ILLEGAL treasure hunters have caused damage at an important site in Hadrian’s Wall country.

So-called metal detector “nighthawks” have been digging around the Roman Town of Corbridge remains in Northumberland, trying to find artefacts from 2,000 years ago.

The Roman town site, just outside current-day Corbridge, is a protected Scheduled Monument and only detectorists with the written consent of Historic England are allowed to scan the site.

The group which looks after the remains has asked the public to keep an eye out for suspicious activity and to call police.

Mike Collins, inspector of ancient monuments for Hadrian’s Wall at Historic England in the North East, said: “Corbridge Roman town has been targeted repeatedly over the years by nighthawks.

“We are working closely with colleagues from English Heritage and Northumbria Police to combat the theft of historic objects and artefacts from the site.

“Nighthawking is a serious offence that robs us all of the information and understanding of our past that the Roman town at Corbridge can give.”

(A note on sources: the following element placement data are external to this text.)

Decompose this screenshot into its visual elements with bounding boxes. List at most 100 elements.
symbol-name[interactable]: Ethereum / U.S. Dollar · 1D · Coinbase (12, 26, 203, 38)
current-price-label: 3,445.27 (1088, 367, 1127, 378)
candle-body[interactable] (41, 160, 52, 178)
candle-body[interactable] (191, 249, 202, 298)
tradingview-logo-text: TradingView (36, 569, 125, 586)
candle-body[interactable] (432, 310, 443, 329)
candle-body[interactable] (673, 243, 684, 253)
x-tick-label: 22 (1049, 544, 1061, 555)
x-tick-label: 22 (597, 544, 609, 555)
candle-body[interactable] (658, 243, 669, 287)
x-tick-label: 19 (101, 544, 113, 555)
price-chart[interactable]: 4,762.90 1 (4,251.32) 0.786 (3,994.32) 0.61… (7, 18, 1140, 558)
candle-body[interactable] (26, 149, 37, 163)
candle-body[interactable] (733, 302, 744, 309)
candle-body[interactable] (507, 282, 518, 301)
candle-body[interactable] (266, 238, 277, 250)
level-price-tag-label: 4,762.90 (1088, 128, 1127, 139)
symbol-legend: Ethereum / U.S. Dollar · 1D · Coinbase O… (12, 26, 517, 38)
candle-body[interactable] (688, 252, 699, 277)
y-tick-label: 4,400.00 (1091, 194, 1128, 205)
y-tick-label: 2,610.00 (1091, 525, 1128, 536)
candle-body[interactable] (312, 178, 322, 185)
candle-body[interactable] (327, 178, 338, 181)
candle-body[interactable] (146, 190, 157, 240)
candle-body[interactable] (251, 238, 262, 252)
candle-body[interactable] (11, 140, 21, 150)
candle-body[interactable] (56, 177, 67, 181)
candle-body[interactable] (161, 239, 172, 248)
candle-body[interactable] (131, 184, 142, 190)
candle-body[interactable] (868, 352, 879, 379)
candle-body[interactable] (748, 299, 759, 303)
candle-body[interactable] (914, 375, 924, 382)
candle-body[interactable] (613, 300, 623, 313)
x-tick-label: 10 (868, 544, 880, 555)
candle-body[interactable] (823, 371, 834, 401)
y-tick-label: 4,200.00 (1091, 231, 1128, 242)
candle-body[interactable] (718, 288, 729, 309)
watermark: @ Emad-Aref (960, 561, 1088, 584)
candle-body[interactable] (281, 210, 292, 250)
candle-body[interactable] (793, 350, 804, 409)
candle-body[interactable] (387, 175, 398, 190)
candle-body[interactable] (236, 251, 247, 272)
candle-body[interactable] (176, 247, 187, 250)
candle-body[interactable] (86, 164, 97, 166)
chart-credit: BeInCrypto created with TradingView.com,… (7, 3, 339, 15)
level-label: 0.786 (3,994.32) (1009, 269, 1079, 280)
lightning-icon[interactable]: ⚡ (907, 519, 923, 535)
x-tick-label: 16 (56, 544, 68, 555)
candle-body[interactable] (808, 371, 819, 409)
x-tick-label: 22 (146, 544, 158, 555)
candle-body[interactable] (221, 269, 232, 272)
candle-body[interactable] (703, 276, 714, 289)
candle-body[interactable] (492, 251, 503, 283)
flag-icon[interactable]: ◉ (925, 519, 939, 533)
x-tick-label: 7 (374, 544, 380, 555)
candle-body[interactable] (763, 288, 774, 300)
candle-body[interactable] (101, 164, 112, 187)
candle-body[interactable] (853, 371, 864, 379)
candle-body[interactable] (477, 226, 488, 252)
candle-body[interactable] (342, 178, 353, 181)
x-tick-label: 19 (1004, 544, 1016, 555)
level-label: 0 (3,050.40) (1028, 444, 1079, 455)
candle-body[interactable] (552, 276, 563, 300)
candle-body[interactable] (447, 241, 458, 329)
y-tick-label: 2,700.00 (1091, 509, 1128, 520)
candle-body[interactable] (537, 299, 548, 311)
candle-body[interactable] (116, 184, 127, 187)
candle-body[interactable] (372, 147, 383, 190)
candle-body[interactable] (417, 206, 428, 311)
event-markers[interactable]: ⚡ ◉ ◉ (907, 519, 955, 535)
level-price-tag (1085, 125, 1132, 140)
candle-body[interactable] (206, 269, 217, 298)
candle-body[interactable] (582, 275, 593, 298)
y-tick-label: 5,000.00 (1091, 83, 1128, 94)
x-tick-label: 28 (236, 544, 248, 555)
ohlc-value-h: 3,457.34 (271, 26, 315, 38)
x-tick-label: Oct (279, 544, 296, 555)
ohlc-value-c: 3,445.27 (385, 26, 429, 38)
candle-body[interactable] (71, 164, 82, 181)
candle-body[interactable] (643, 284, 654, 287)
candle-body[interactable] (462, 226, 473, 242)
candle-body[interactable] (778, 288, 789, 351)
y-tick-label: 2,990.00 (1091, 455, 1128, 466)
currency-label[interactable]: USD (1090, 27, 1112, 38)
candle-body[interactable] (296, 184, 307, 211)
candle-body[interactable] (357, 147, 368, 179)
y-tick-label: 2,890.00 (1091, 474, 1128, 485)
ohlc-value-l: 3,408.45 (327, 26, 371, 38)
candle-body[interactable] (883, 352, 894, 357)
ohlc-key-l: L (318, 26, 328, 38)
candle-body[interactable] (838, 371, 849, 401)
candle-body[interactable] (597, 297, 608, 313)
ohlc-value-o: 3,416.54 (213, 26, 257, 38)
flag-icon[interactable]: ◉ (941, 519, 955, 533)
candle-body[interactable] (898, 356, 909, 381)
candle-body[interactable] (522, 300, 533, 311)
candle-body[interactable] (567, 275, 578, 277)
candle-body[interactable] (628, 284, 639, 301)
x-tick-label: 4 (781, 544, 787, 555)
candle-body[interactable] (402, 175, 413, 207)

Mark Harrison, head of heritage crime and policing for Historic England, said: “The value of England’s heritage can’t be judged in pounds and pence.

“The impact of theft on our historic sites and buildings has far-reaching consequences over and above the cost of what has been stolen.”

The site was a town and supply base where Romans and civilians would pick up food and provisions. It remained a vibrant community until the end of Roman Britain in the early years of the fifth century.

A significant find there in the 1960s, known as the Corbridge Hoard, shaped the understanding of how their armour was made.